The global head of FX at BNY Mellon discusses whether the recent volatility in equities has spilled over into FX markets and the upcoming launch of the investment bank’s new prime brokerage business.

Hayley McDowell: How did you come to be at BNY Mellon?

Adam Vos: I started out on the trading floor at Bank of New Zealand trading short-term interest rates before moving to London where I spent ten years overseeing various parts of the FX business. I had a brief stint as the chief operating officer for fixed income products at Deutsche Bank and then I went on to run the FX trading business in New York. That brings us up to the present where I am running the FX business at BNY Mellon.

The opportunity to build out an FX business at an institution like BNY Mellon is a really exciting opportunity from a personal perspective. The combination of the BNY Mellon client franchise, the ability to be able to build out systems to meet the needs of today’s markets and hire the right talent to make that happen, rarely comes along in one’s career. We’re rapidly transforming the business and really changing the face of custody banking.

HM: How are FX markets performing at the moment?

AV: In the short-term, the recent volatility in the equities market hasn’t spilled over into FX markets. Volatility in these two markets doesn’t necessarily correlate and therefore events currently taking place in the equities landscape are idiosyncratic of that market.

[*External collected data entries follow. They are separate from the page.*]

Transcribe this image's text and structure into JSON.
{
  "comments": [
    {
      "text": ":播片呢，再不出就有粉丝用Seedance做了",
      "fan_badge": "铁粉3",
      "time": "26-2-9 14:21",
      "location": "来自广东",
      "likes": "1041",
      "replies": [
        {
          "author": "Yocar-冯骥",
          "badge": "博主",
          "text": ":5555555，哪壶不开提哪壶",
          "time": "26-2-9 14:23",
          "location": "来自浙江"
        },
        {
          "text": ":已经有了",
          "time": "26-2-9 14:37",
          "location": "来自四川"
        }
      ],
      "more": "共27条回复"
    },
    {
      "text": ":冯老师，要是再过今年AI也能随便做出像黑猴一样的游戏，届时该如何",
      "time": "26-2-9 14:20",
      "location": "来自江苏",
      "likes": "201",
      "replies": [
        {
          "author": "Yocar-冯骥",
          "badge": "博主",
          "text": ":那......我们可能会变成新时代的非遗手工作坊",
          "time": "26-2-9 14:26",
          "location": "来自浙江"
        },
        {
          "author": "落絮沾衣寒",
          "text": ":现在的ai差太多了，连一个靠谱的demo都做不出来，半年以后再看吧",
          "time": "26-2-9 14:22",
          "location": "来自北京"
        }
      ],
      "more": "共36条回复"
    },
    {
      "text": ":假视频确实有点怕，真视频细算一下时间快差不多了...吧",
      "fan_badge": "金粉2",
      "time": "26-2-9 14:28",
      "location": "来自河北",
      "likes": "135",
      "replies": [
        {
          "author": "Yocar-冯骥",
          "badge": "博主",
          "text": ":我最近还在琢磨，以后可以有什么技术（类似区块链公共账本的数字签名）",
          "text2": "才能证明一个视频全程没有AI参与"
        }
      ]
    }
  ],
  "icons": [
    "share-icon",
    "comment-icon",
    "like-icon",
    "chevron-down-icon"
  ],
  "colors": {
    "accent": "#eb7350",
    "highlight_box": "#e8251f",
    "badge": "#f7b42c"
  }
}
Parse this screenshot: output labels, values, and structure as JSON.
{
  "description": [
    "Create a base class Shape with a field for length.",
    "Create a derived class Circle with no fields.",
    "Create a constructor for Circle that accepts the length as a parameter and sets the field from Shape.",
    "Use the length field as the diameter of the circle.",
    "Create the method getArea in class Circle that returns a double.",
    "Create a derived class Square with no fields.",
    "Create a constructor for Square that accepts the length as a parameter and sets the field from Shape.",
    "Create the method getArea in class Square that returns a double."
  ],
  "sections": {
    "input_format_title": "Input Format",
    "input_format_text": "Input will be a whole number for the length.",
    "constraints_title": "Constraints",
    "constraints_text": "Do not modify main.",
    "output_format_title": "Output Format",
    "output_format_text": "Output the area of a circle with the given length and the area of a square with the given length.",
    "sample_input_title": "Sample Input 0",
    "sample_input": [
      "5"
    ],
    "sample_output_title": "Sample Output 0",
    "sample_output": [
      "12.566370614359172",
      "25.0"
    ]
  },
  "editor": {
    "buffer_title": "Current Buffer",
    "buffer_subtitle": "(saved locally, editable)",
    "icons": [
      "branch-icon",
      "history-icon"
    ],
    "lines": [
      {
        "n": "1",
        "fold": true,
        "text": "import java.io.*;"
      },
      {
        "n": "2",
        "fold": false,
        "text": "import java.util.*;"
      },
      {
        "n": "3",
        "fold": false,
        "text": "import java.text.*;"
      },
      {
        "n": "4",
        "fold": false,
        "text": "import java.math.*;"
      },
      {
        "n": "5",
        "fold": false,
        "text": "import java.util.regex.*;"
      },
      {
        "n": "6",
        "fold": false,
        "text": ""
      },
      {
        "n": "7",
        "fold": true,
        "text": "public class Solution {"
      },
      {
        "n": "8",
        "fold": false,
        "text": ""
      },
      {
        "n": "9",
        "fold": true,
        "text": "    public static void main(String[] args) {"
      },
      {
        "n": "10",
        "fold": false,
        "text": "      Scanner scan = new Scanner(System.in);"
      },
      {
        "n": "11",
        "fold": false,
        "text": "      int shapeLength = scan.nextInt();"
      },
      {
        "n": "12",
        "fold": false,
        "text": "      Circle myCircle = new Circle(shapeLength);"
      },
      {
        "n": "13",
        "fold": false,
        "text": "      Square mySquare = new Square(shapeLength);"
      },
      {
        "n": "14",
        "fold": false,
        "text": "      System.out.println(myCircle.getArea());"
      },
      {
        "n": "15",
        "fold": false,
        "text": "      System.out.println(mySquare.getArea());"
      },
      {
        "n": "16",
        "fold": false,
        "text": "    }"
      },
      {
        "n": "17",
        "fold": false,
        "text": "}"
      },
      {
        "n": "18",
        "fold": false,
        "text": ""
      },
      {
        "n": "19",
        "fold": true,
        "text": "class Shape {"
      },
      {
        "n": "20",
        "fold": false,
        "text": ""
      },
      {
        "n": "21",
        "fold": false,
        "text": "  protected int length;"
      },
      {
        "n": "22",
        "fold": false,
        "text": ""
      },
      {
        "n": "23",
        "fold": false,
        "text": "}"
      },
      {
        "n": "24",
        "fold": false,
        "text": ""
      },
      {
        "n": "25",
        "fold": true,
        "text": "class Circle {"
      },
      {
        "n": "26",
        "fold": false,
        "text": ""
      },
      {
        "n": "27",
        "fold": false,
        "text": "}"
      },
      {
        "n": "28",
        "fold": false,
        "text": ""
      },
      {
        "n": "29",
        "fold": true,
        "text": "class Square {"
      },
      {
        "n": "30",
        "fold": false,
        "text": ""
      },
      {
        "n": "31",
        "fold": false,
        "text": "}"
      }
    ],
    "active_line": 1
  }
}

The past 12-18 months have been characterised by low volatility which has been recognised as a tough environment for FX markets. We like an environment where there is some volatility: our business performs better in these environments. There is generally more client activity and more opportunities.

Coming off the back of last year it’s hard to imagine that we will experience the same conditions as those we witnessed in 2017. Although it’s still early days, I think that with equity market movements, rising yields and active central banks, 2018 should be a more successful year for the market.

HM: Following plans to launch an FX prime brokerage business and opening a Korean FX trading room in Seoul, what do you expect to see happening at BNY Mellon over the next 18 months?

AV: Hopefully we’re going to see some very pleased clients! We’ve got some new products and services we are planning to bring to market  which we’re really excited about and we believe will be very beneficial to our core custody clients and help them meet their evolving needs.  BNY Mellon really has an exceptional franchise and so we are building out our product offering to plug some gaps in the market for those clients so that we can provide them with a full service FX offering. FX prime brokerage will be the first initiative to launch and we believe there is strong demand for this service.

If you look at what has happened over the last 10 years or so, it is clear that the prime brokerage service was simply mispriced before 2008. Post-crisis we saw the introduction of mandatory margin requirements, increased bank capital charges, and a tighter liquidity environment, all of which saw the price for prime brokerage reassessed. Given that it’s now priced appropriately, we feel it’s an ideal time to deliver prime brokerage to our FX clients and we’ve had a fantastic response from that customer base following the announcement. 

As well as looking at how we are building out the offering to meet our client’s needs we have also re-examined our global footprint. The expansion of our FX presence in Seoul is part of that reassessment. We are on the ground with FX operations in seven different countries throughout Asia, including locations in Japan, Taiwan, China, Singapore and now Korea. The launch of our Seoul trading room and upcoming launch of the prime brokerage business along with some of the other initiatives coming later in the year gives you a flavour of what is happening within the BNY Mellon FX business.

HM: From what you’ve seen since 3 January, have FX markets felt the affects of MiFID II so far this year?

AV: Heading into the year-end there was a lot of uncertainty around the impact of MiFID II. We put a huge amount of work into our readiness and we felt comfortable at the turn of the year that we would be compliant in addition to maintaining business as usual. We also felt it was important for us as a key liquidity provider to our clients to register as a systematic internaliser.

What we’ve seen since the beginning of the year is that markets are continuing to function as they did previously. Our volumes are up slightly on the same period last year, activity has not been muted and we haven’t had any feedback from clients regarding any significant issues.